Nonprofit
Caroline Whistler
Moneyball All-Star
CEO & Co-Founder, Third Sector Capital Partners, Inc.
Caroline Whistler is CEO and co-founder of Third Sector Capital Partners, Inc., where she leads the firm’s work to drive public sector resources to measurably improve lives. Under her leadership, Third Sector has launched six of the nation’s Pay for Success contracts, driving over $100 million in government funding to outcomes-oriented programs. Third Sector’s work has grown to serve over twenty state and local government jurisdictions, with strategic partnerships including: the White House Office of Social Innovation, New Profit, Ballmer Group, the Kresge Foundation, and the Stanford University Center on Poverty and Inequality. The organization has grown from 2 to 35 staff members and increased its revenue by approximately 400 percent. In 2013, Caroline opened the San Francisco office (where she is based) followed by the firm’s third office in Washington, DC in 2016.

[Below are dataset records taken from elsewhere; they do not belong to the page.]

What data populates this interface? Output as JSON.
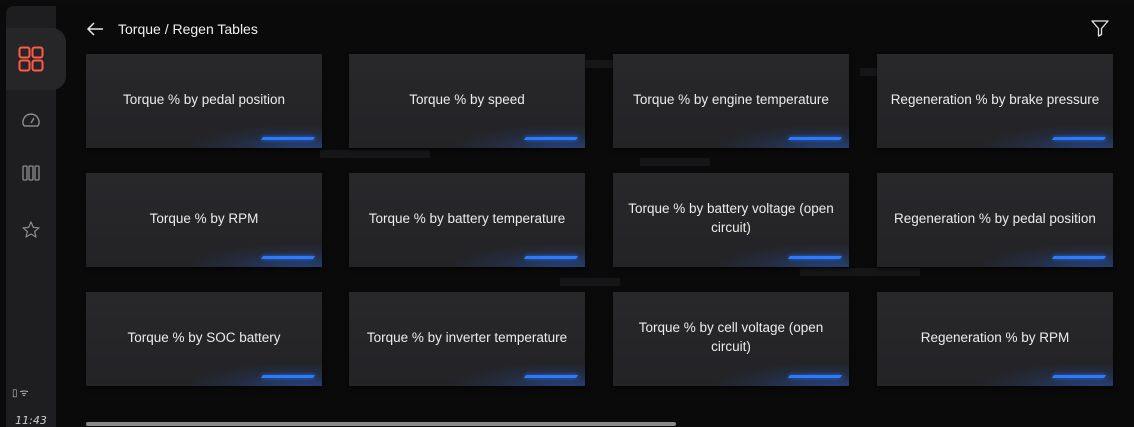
{
  "header": {
    "title": "Torque / Regen Tables"
  },
  "sidebar": {
    "nav_items": [
      "apps-icon",
      "gauge-icon",
      "columns-icon",
      "star-icon"
    ],
    "clock": "11:43"
  },
  "cards": [
    "Torque % by pedal position",
    "Torque % by speed",
    "Torque % by engine temperature",
    "Regeneration % by brake pressure",
    "Torque % by RPM",
    "Torque % by battery temperature",
    "Torque % by battery voltage (open circuit)",
    "Regeneration % by pedal position",
    "Torque % by SOC battery",
    "Torque % by inverter temperature",
    "Torque % by cell voltage (open circuit)",
    "Regeneration % by  RPM"
  ],
  "colors": {
    "accent": "#2b7bff",
    "active_icon": "#ff5a47",
    "card_bg": "#28282b",
    "background": "#0a0a0b"
  }
}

Caroline is recognized nationally as a leading expert in outcomes-contracting. In 2016, the Chronicle of Philanthropy named her to their “40 Under 40” list recognizing nonprofit and philanthropic leaders who are driving forward innovative solutions to pressing problems. In the same year she was also recognized by Living Cities as one of the country’s “25 Disruptive Leaders” working to improve economic outcomes for low-income people in America’s cities. Her work has been published in the Stanford Social Innovation Review and the Community Development Investment Review, a publication of the San Francisco Federal Reserve Bank. She also serves as an affiliate at the Stanford University Center on Poverty.

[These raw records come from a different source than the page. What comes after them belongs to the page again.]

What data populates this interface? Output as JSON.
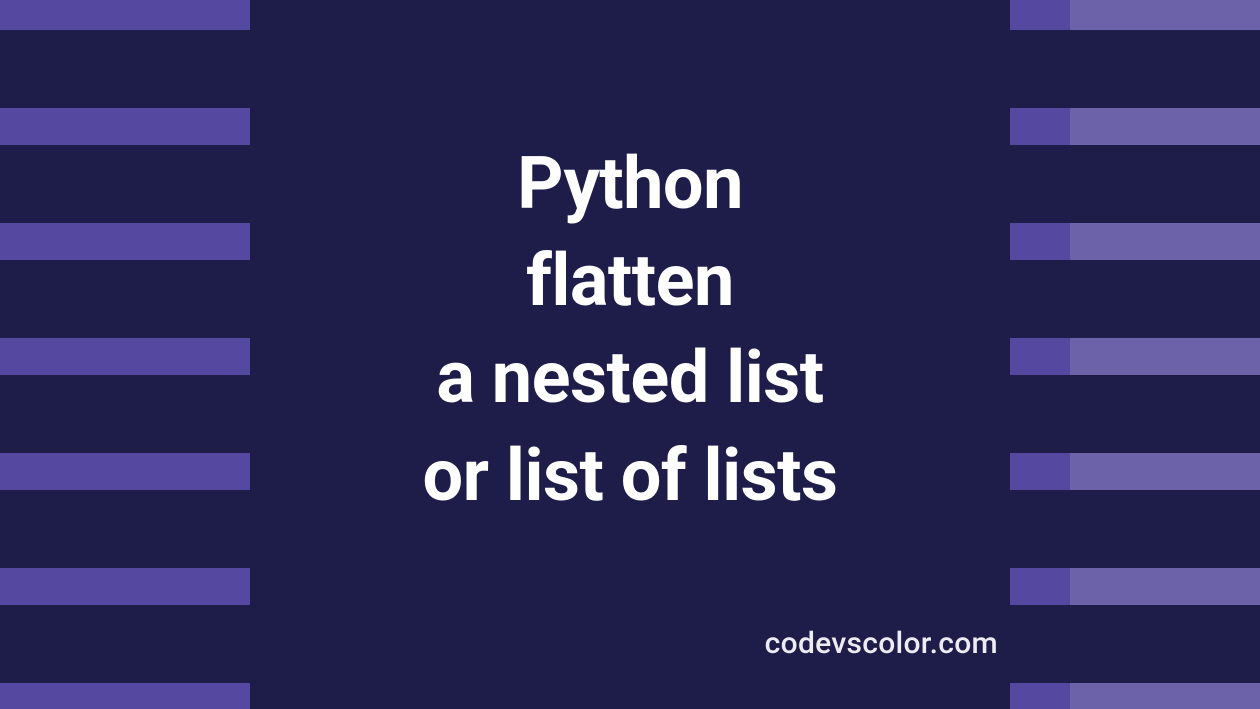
{
  "title": {
    "line1": "Python",
    "line2": "flatten",
    "line3": "a nested list",
    "line4": "or list of lists"
  },
  "watermark": "codevscolor.com",
  "colors": {
    "bg_left": "#5448a0",
    "bg_center": "#1e1d4a",
    "bg_right": "#6b62a9",
    "text": "#ffffff"
  }
}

Caroline co-founded Third Sector after completing a Fulbright Fellowship in Brazil researching nonprofit sustainability. Prior to Third Sector, she worked at Nonprofit Finance Fund where she structured growth capital campaigns to raise over $320 million in capital for nonprofits. She graduated Phi Beta Kappa from Duke University where she studied Political Science and African-American Studies, and was a Robertson Scholar.